Lawyer Watchdog Fight Debated in 9th Circuit

     (CN) – A lawyer disciplined by the Washington State Bar told the 9th Circuit that he was subjected to unfair procedures that violated his due-process rights.



     The disciplinary board suspended attorney Stephen Eugster from practice for 18 months after concluding in 2009 that he violated the rules of professional conduct in filing a guardianship petition against his former client without any investigation as to her alleged incompetency.
     The board also said Eugster failed to abide by the objectives of the representation.
     Eugster faced an unrelated complaint that was dismissed the same year, but the bar decided to keep a letter about the action on file for the next five years.
     In a 2010 federal complaint, Eugster said that Washington’s attorney-discipline system violates due-process rights under the Fifth and 14th Amendments.
     Eugster dropped his claim to void the disciplinary judgments and orders against him, and sought to challenge the constitutionality of the “rules, customs and practices” in Washington’s disciplinary system.
     U.S. District Judge Stephen McNamee dismissed the complaint for lack of standing because Eugster filed to demonstrate he suffered “an actual or imminent injury in fact.”

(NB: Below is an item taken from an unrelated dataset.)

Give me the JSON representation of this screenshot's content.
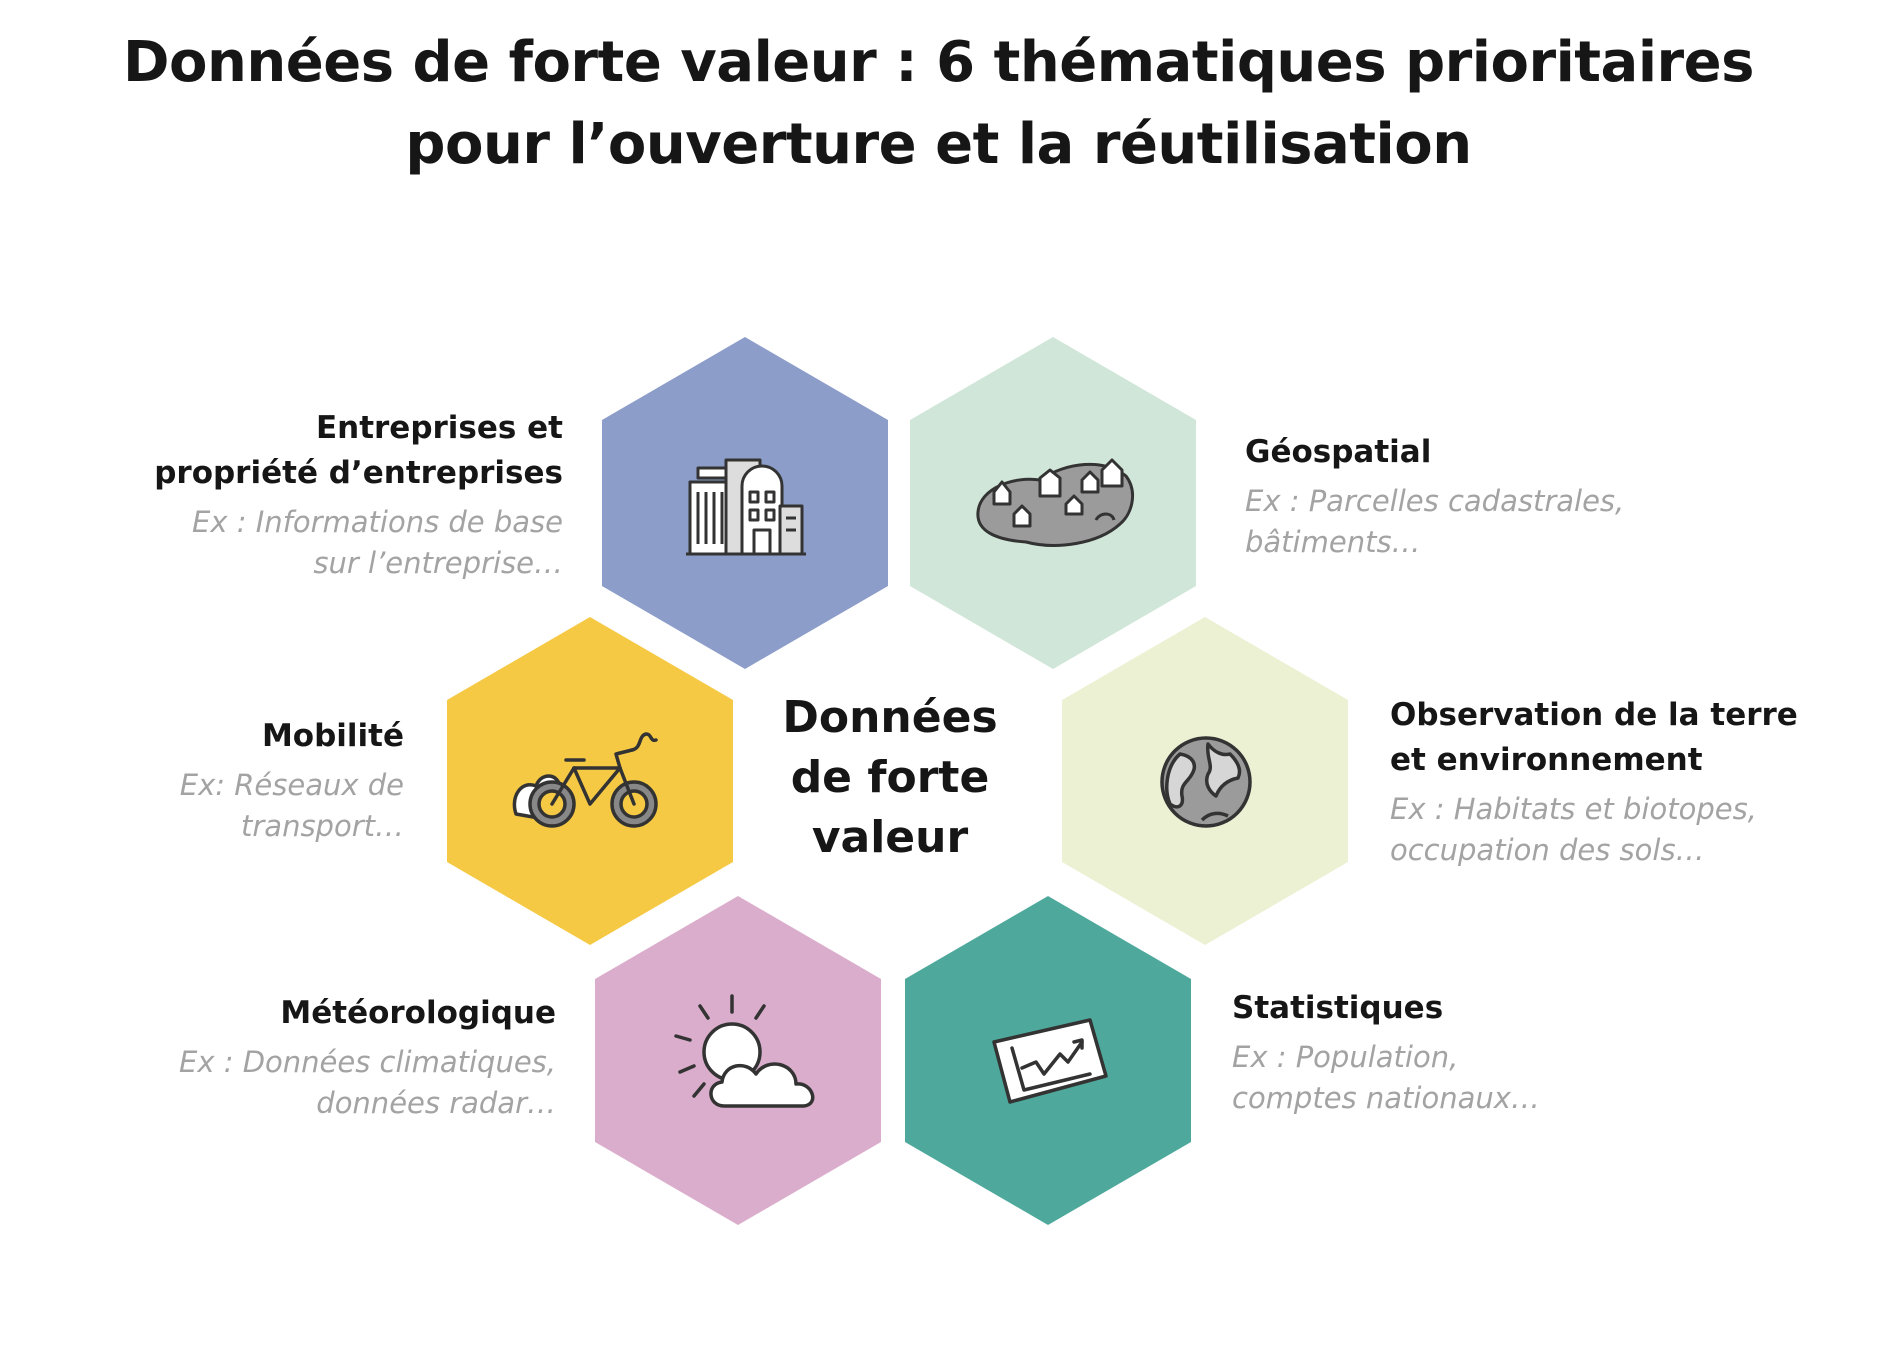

     McNamee also granted the Washington State Bar immunity under the 11th Amendment and said that the Washington Supreme Court Justices have legislative immunity. He declined to determine whether the bar’s Board of Governors are entitled to quasi-judicial immunity in their individual capacities.
     In oral arguments before the three-judge panel last week, Eugster said that the only way to test the bar’s disciplinary system was to file a petition with the Supreme Court.
     “The likelihood of getting a petition granted is less than almost nil,” he said.
     Eugster added that his complaint concerns the constitutionality of the bar disciplinary process, which he hopes to divest from the bar association.
     Judge Milan Smith said the court has to look at the legal points and not “talk policy.”
     “How can you show that there is a very significant possibility that you will be part of the same process all over again?” he asked. “I would assume you would try to avoid disciplinary processes again in light of your delightful experience before.”
     Someone could always file a grievance with the bar, Eugster said. He also argued that the bar essentially “admonished” him without giving him a chance to respond by order five-year preservation of the second complaint against him.
     Eugster complained that there was “no way” to get a federal court to look at the constitutionality question.
     “I’ve give you reasons why you can be the first real court in the country that actually takes a look at the bar disciplinary process and makes it an independent process like it is, for example, in California,” Eugster said.
     Judge Stephen Reinhardt asked how a federal court could review the bar association’s proceedings.
     Bill Clark, representing the Washington Supreme Court Justices, said that a suit could proceed under the Ex parte Young exception, a doctrine derived from the U.S. Supreme Court case in which the justices said state officials could face federal lawsuits, despite immunity, when the state acted unconstitutionally.
     Clark said Eugster required “an awful lot more ammunition” for his case to prove the disciplinary methods are unconstitutional.